If your PSA is rising but doesn’t quite reach these definitions, your doctor might be tempted to start initiating further therapy anyway. Remember that PSA is only one of many factors that help to determine your prognosis after treatment. The original clinical stage of disease, your pre-diagnostic PSA, and your overall health and life expectancy are also key factors in assessing the aggressiveness of your disease, so be prepared to discuss treatment options even if you don’t fit the classical categories for PSA rise after initial therapy.
On the other hand, if your PSA is rising and you do fit the categories defined above, that doesn’t necessarily mean that your situation is dire. What researchers have been finding over the past few years is that universal PSA cut-offs might not be sufficient for truly understanding how prostate cancer grows.
PSA Velocity
Suppose one man underwent intensity-modulated radiation therapy (IMRT), and his PSA nadir was 0.15 ng/mL. Over the course of nine months, it slowly creeps up until it hits 0.45. But his brother, who also underwent IMRT, nadired at 0.32 ng/mL. If after the same progression over the course of nine months his PSA also rose to 0.45, are they now in the same place? Or is there some significance to the fact that one man’s PSA rose much more rapidly than his brother’s?
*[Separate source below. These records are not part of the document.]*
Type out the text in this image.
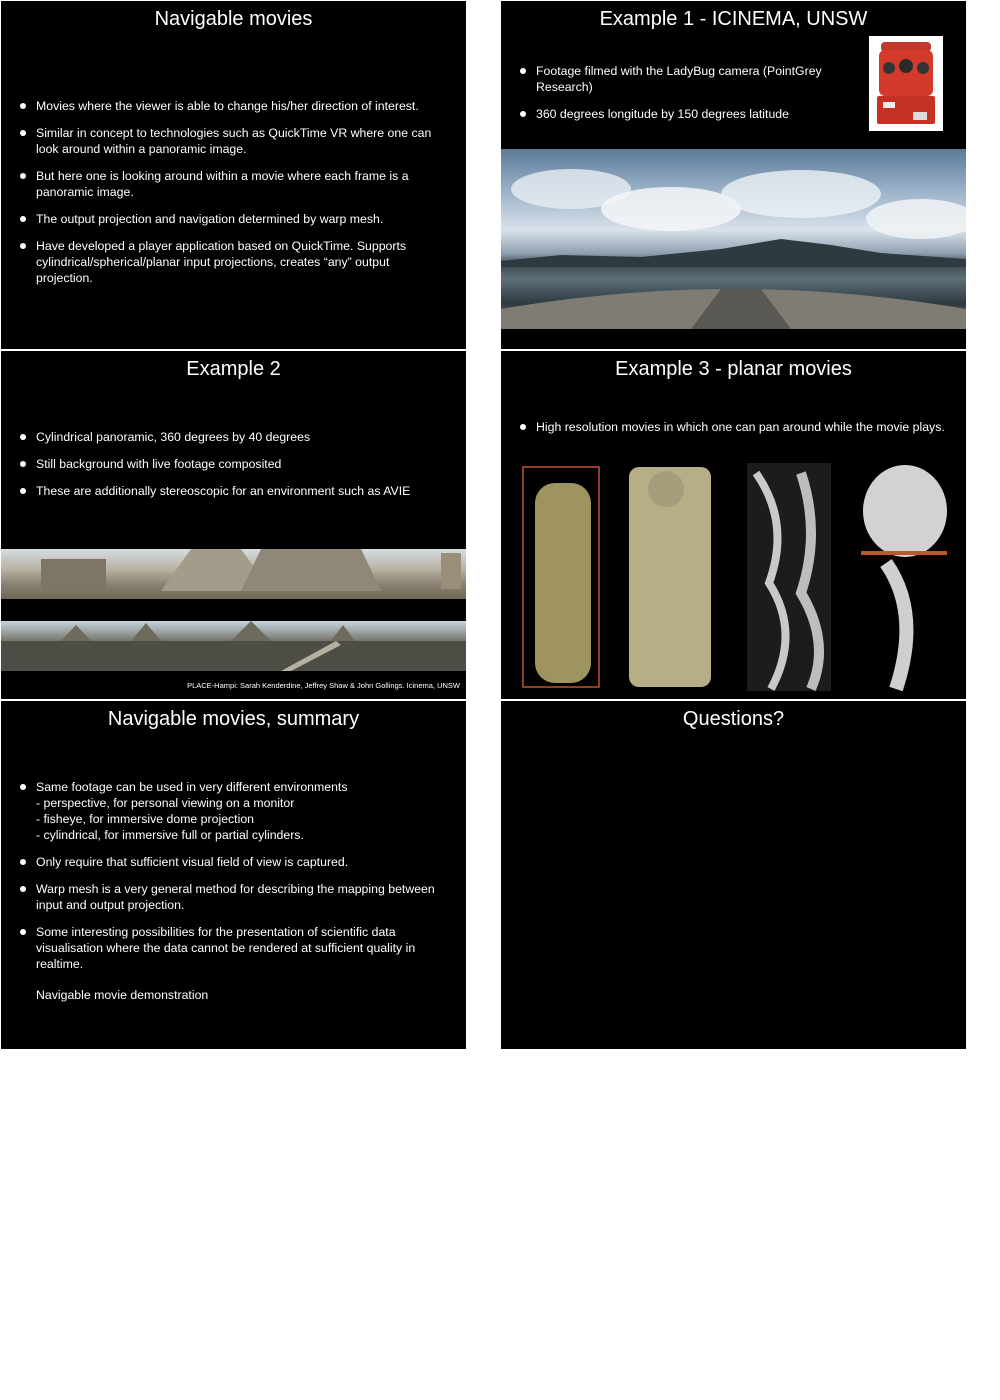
Navigable movies
Movies where the viewer is able to change his/her direction of interest.
Similar in concept to technologies such as QuickTime VR where one can look around within a panoramic image.
But here one is looking around within a movie where each frame is a panoramic image.
The output projection and navigation determined by warp mesh.
Have developed a player application based on QuickTime. Supports cylindrical/spherical/planar input projections, creates “any” output projection.
Example 1 - ICINEMA, UNSW
Footage filmed with the LadyBug camera (PointGrey Research)
360 degrees longitude by 150 degrees latitude
Example 2
Cylindrical panoramic, 360 degrees by 40 degrees
Still background with live footage composited
These are additionally stereoscopic for an environment such as AVIE
PLACE-Hampi: Sarah Kenderdine, Jeffrey Shaw & John Gollings. Icinema, UNSW
Example 3 - planar movies
High resolution movies in which one can pan around while the movie plays.
Navigable movies, summary
Same footage can be used in very different environments
- perspective, for personal viewing on a monitor
- fisheye, for immersive dome projection
- cylindrical, for immersive full or partial cylinders.
Only require that sufficient visual field of view is captured.
Warp mesh is a very general method for describing the mapping between input and output projection.
Some interesting possibilities for the presentation of scientific data visualisation where the data cannot be rendered at sufficient quality in realtime.
Navigable movie demonstration
Questions?
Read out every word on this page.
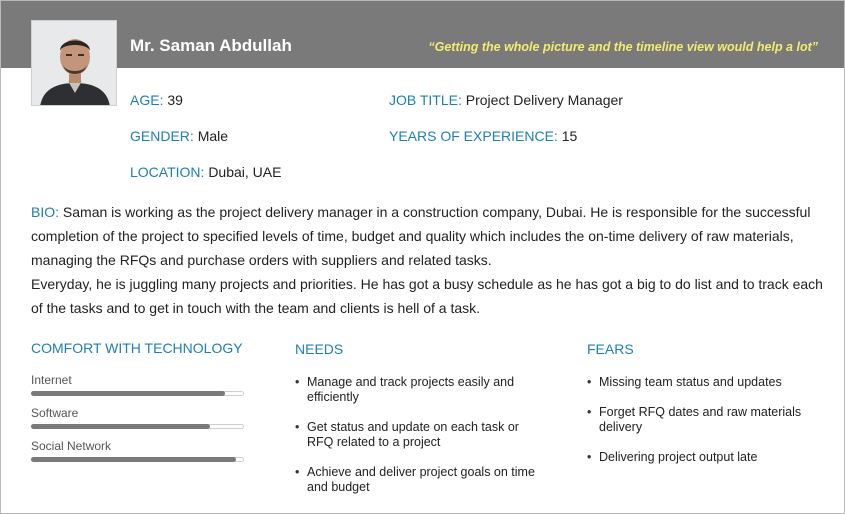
Mr. Saman Abdullah	“Getting the whole picture and the timeline view would help a lot”
AGE: 39
GENDER: Male
LOCATION: Dubai, UAE
JOB TITLE: Project Delivery Manager
YEARS OF EXPERIENCE: 15
BIO: Saman is working as the project delivery manager in a construction company, Dubai. He is responsible for the successful completion of the project to specified levels of time, budget and quality which includes the on-time delivery of raw materials, managing the RFQs and purchase orders with suppliers and related tasks.
Everyday, he is juggling many projects and priorities. He has got a busy schedule as he has got a big to do list and to track each of the tasks and to get in touch with the team and clients is hell of a task.
COMFORT WITH TECHNOLOGY
Internet
Software
Social Network
NEEDS
• Manage and track projects easily and efficiently
• Get status and update on each task or RFQ related to a project
• Achieve and deliver project goals on time and budget
FEARS
• Missing team status and updates
• Forget RFQ dates and raw materials delivery
• Delivering project output late
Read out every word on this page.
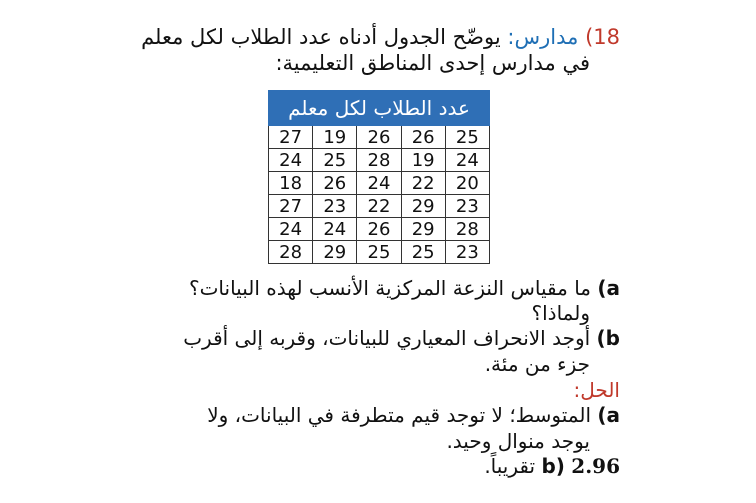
18) مدارس: يوضّح الجدول أدناه عدد الطلاب لكل معلم
في مدارس إحدى المناطق التعليمية:
عدد الطلاب لكل معلم				
27	19	26	26	25
24	25	28	19	24
18	26	24	22	20
27	23	22	29	23
24	24	26	29	28
28	29	25	25	23
a) ما مقياس النزعة المركزية الأنسب لهذه البيانات؟
ولماذا؟
b) أوجد الانحراف المعياري للبيانات، وقربه إلى أقرب
جزء من مئة.
الحل:
a) المتوسط؛ لا توجد قيم متطرفة في البيانات، ولا
يوجد منوال وحيد.
b) 2.96 تقريباً.
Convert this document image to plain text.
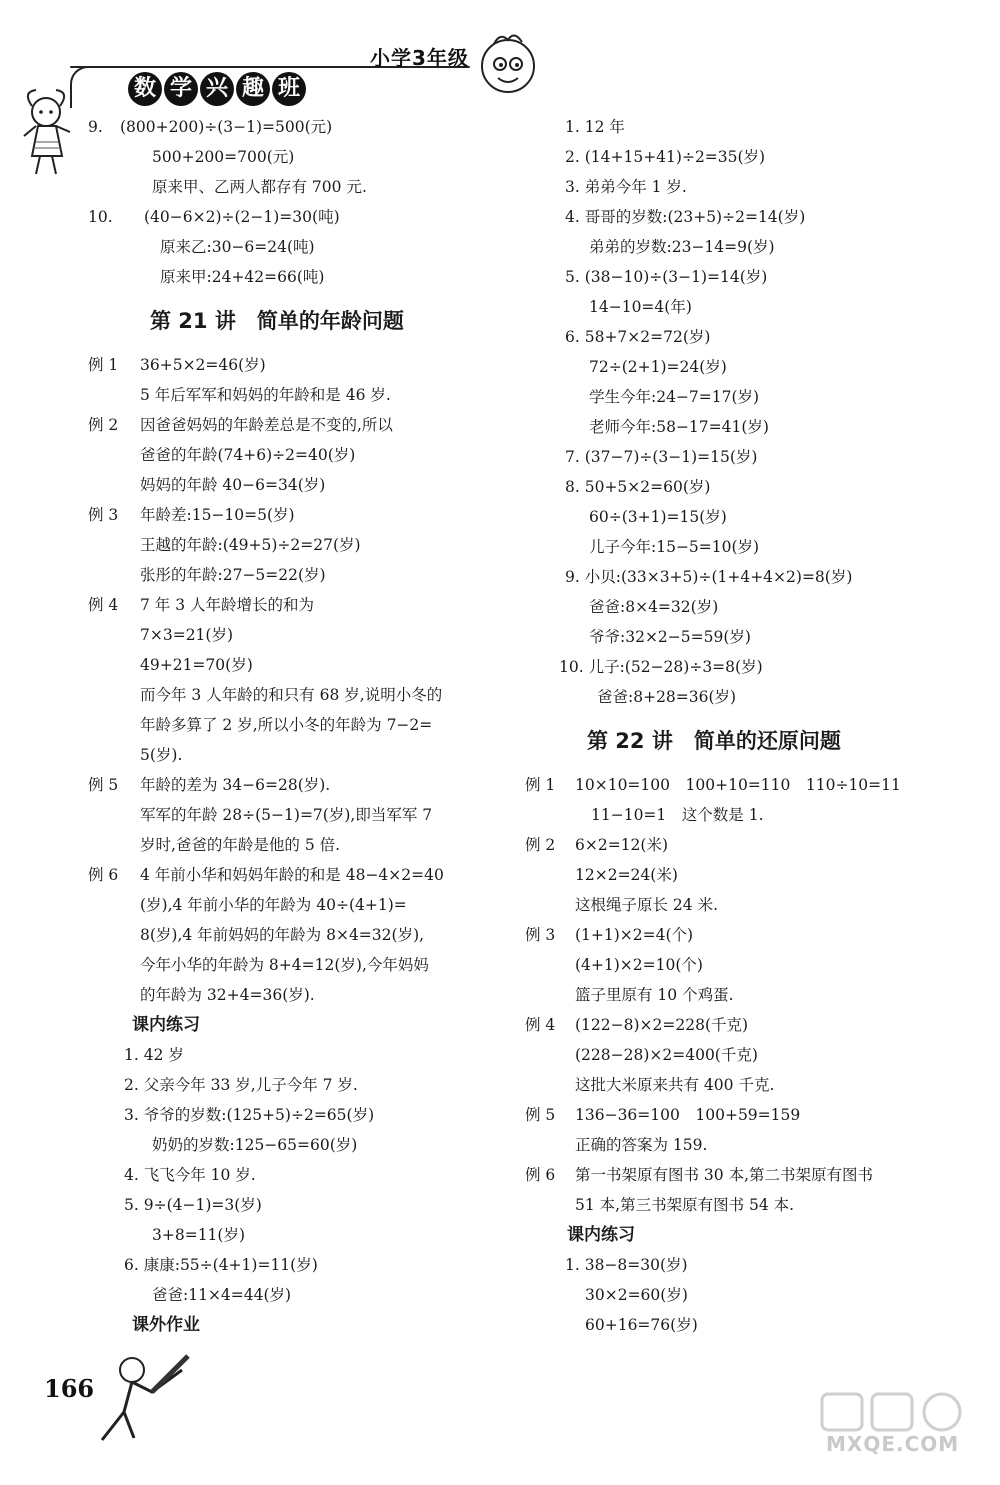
小学3年级
数 学 兴 趣 班
9. (800+200)÷(3−1)=500(元)
500+200=700(元)
原来甲、乙两人都存有 700 元.
10. (40−6×2)÷(2−1)=30(吨)
原来乙:30−6=24(吨)
原来甲:24+42=66(吨)
第 21 讲　简单的年龄问题
例 1 36+5×2=46(岁)
5 年后军军和妈妈的年龄和是 46 岁.
例 2 因爸爸妈妈的年龄差总是不变的,所以
爸爸的年龄(74+6)÷2=40(岁)
妈妈的年龄 40−6=34(岁)
例 3 年龄差:15−10=5(岁)
王越的年龄:(49+5)÷2=27(岁)
张彤的年龄:27−5=22(岁)
例 4 7 年 3 人年龄增长的和为
7×3=21(岁)
49+21=70(岁)
而今年 3 人年龄的和只有 68 岁,说明小冬的
年龄多算了 2 岁,所以小冬的年龄为 7−2=
5(岁).
例 5 年龄的差为 34−6=28(岁).
军军的年龄 28÷(5−1)=7(岁),即当军军 7
岁时,爸爸的年龄是他的 5 倍.
例 6 4 年前小华和妈妈年龄的和是 48−4×2=40
(岁),4 年前小华的年龄为 40÷(4+1)=
8(岁),4 年前妈妈的年龄为 8×4=32(岁),
今年小华的年龄为 8+4=12(岁),今年妈妈
的年龄为 32+4=36(岁).
课内练习
1. 42 岁
2. 父亲今年 33 岁,儿子今年 7 岁.
3. 爷爷的岁数:(125+5)÷2=65(岁)
奶奶的岁数:125−65=60(岁)
4. 飞飞今年 10 岁.
5. 9÷(4−1)=3(岁)
3+8=11(岁)
6. 康康:55÷(4+1)=11(岁)
爸爸:11×4=44(岁)
课外作业
1. 12 年
2. (14+15+41)÷2=35(岁)
3. 弟弟今年 1 岁.
4. 哥哥的岁数:(23+5)÷2=14(岁)
弟弟的岁数:23−14=9(岁)
5. (38−10)÷(3−1)=14(岁)
14−10=4(年)
6. 58+7×2=72(岁)
72÷(2+1)=24(岁)
学生今年:24−7=17(岁)
老师今年:58−17=41(岁)
7. (37−7)÷(3−1)=15(岁)
8. 50+5×2=60(岁)
60÷(3+1)=15(岁)
儿子今年:15−5=10(岁)
9. 小贝:(33×3+5)÷(1+4+4×2)=8(岁)
爸爸:8×4=32(岁)
爷爷:32×2−5=59(岁)
10. 儿子:(52−28)÷3=8(岁)
爸爸:8+28=36(岁)
第 22 讲　简单的还原问题
例 1 10×10=100　100+10=110　110÷10=11
11−10=1　这个数是 1.
例 2 6×2=12(米)
12×2=24(米)
这根绳子原长 24 米.
例 3 (1+1)×2=4(个)
(4+1)×2=10(个)
篮子里原有 10 个鸡蛋.
例 4 (122−8)×2=228(千克)
(228−28)×2=400(千克)
这批大米原来共有 400 千克.
例 5 136−36=100　100+59=159
正确的答案为 159.
例 6 第一书架原有图书 30 本,第二书架原有图书
51 本,第三书架原有图书 54 本.
课内练习
1. 38−8=30(岁)
30×2=60(岁)
60+16=76(岁)
166
MXQE.COM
The rate at which your PSA rises after prostatectomy or radiation therapy can be a very significant factor in determining how aggressive your cancer is, and can therefore be useful in determining how aggressively it might need to be treated.
When looking at PSA velocity in a few hundred men who had undergone either prostatectomy or radiation therapy, researchers found that men whose PSA doubled in under three months had the most aggressive tumors and were more likely to die from their disease, whereas those whose PSA doubled in more than ten months had the least aggressive tumors and were less likely to die from their disease.
If we go back to our two hypothetical cases, although both have a PSA of 0.45 ng/mL, the first one, whose PSA rise represents a doubling within nine months after treatment, would likely be considered for an aggressive therapeutic regimen. And the second case with the smaller rise in PSA? He might be watched closely to see how rapidly his PSA rises, and to determine when it might be time to intervene.
However, PSA doubling time or velocity does not always remain the same over time. So even if you have a very slowly rising PSA now, continued monitoring with your doctor is important. Also, if you’ve consistently kept to a very low PSA rate after treatment, any rise will likely be seen as a signal that the tumor might be starting to grow again.
Measuring and using PSA velocity is an art, not a science. There’s no magic number of times that your PSA has to be tested in order to determine the rate of rise, although most researchers would agree that more frequent tests over longer periods of time will likely give a better sense of how your tumor is growing.
Ultimately, PSA is only one of many factors that can influence the decision to pursue additional treatments. You and your doctors will need to weigh all of the different factors before deciding on the course that’s right for you.